Les raisons sont multiples, et l’histoire tout comme l’économie apporte des éléments d’explication. La place de l’agriculture, mais également son archaïsme, ont pu expliquer une certaine forme d’immobilisme. Les flux du commerce des céréales par exemple ont été volontairement bridés jusqu’au XVIIIe siècle, et paradoxalement la situation géographique de la France et sa démographie, pays le plus peuplé d’Europe, ont pu constituer un obstacle au développement.
Aborder l’histoire humaine sous le prisme du maritime renouvelle totalement la géopolitique. Cela peut sembler une évidence, mais il convient dans cette troisième partie d’en prendre la mesure et d’envisager clairement la mer comme une nouvelle frontière.
Le navigateur Éric Tabarly disait : « la mer pour les Français, c’est ce qu’ils ont dans le dos, lorsqu’ils regardent la plage ». Il est temps que cela change. La France dispose d’atouts considérables, de savoir-faire immense dans ce domaine, en termes de construction navale notamment. Les fonds océaniques offrent d’immenses perspectives, mais il faudra bien que le débat public s’en empare. Lorsque l’on dispose du deuxième domaine maritime du monde, il semble évident que l’on envisage son développement et sa mise en valeur.

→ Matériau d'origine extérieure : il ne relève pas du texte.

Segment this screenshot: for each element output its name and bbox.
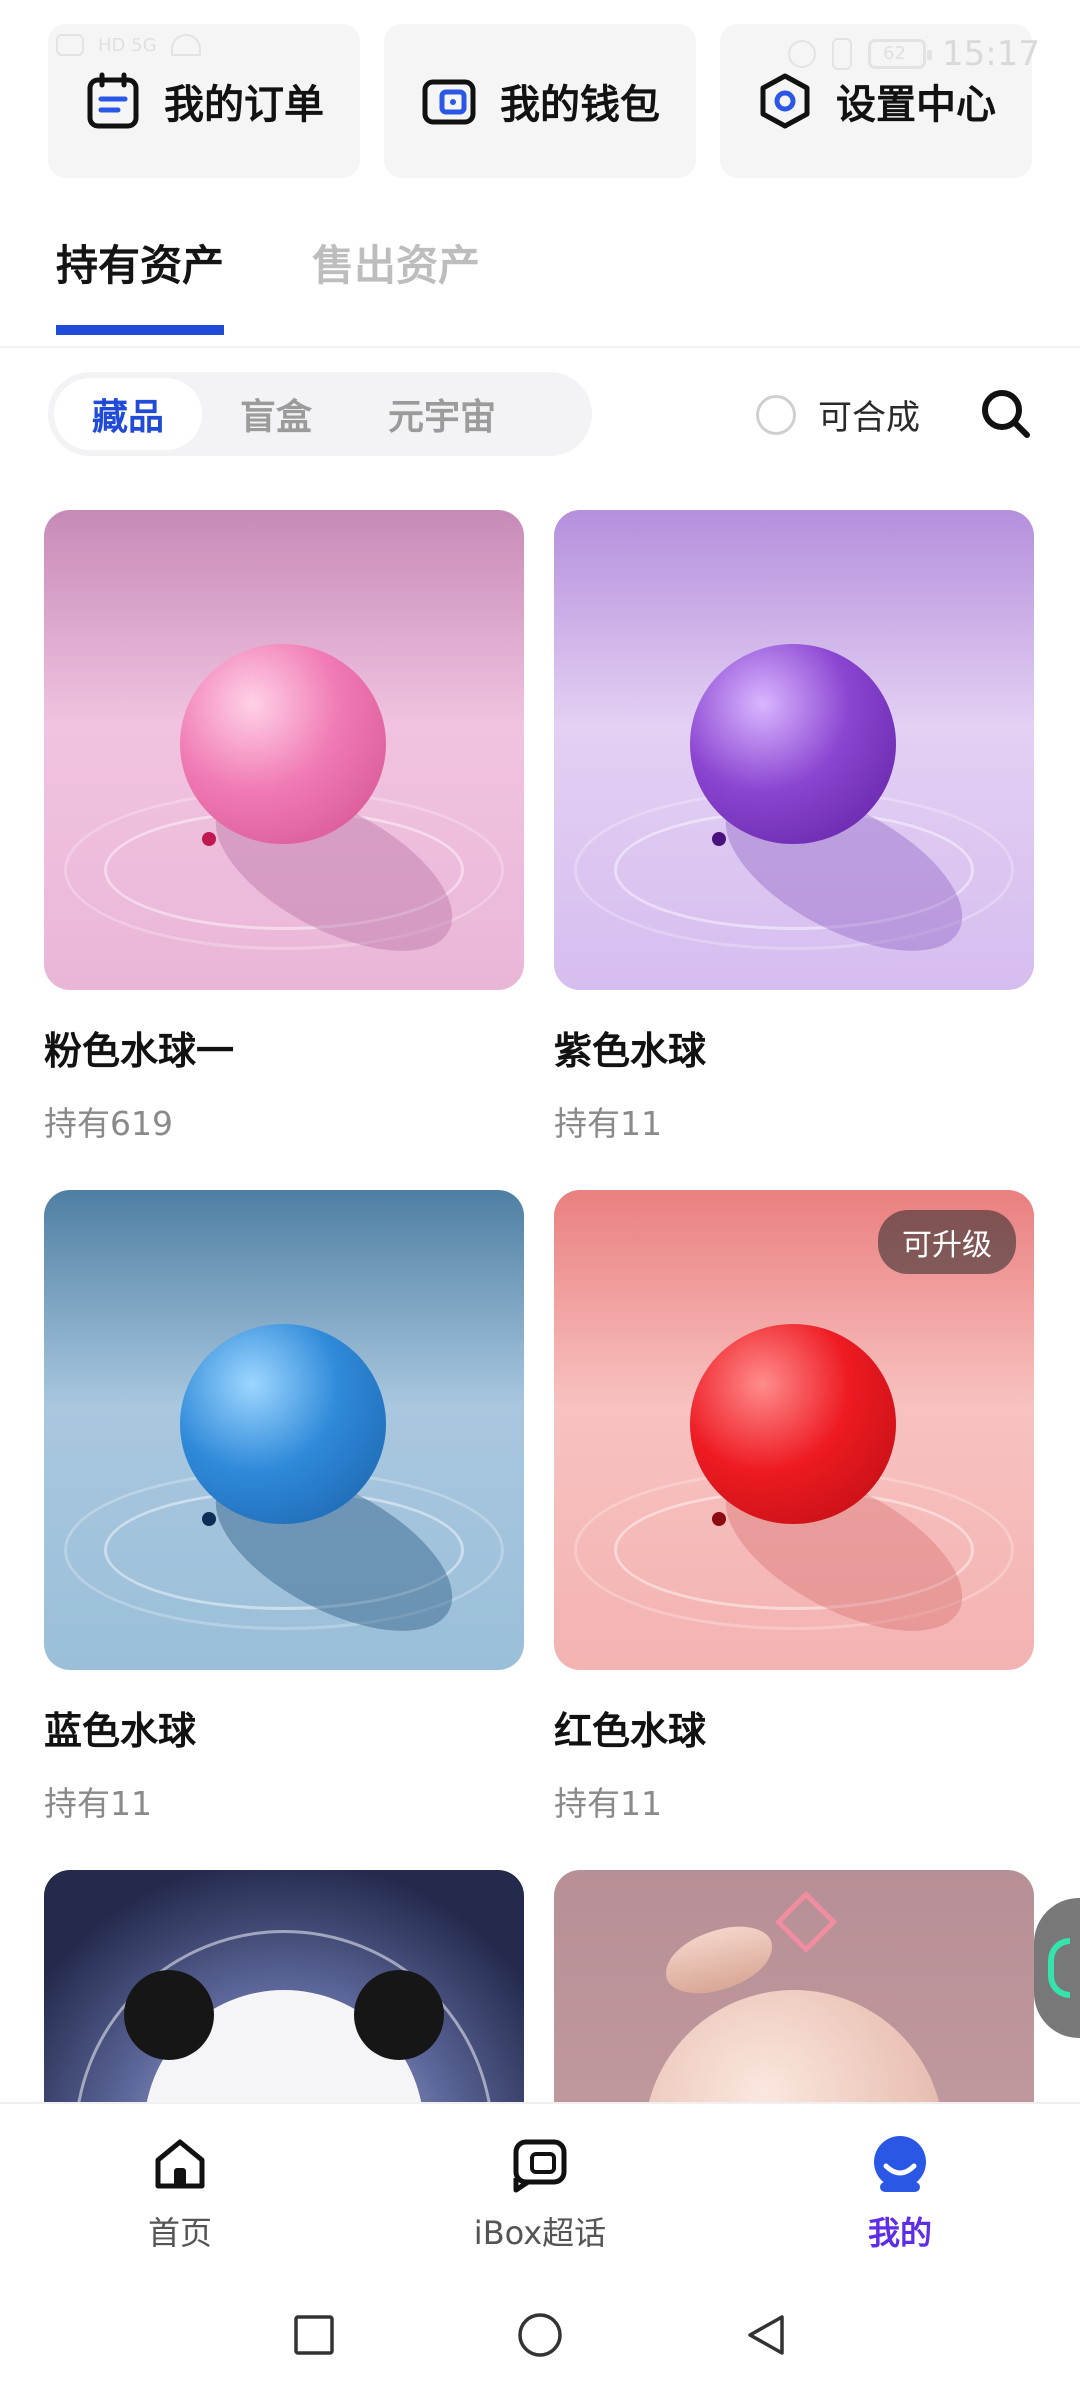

Réserve d’espace, de nourriture, de ressources minérales et énergétiques, dans un monde terrestre qui apparaît fini, la mer est riche de perspectives, mais nous aurons aussi à la protéger, car elle constitue, à une plus grande échelle encore que l’Amazone et sa forêt primaire, notre avenir environnemental, c’est-à-dire notre avenir tout court.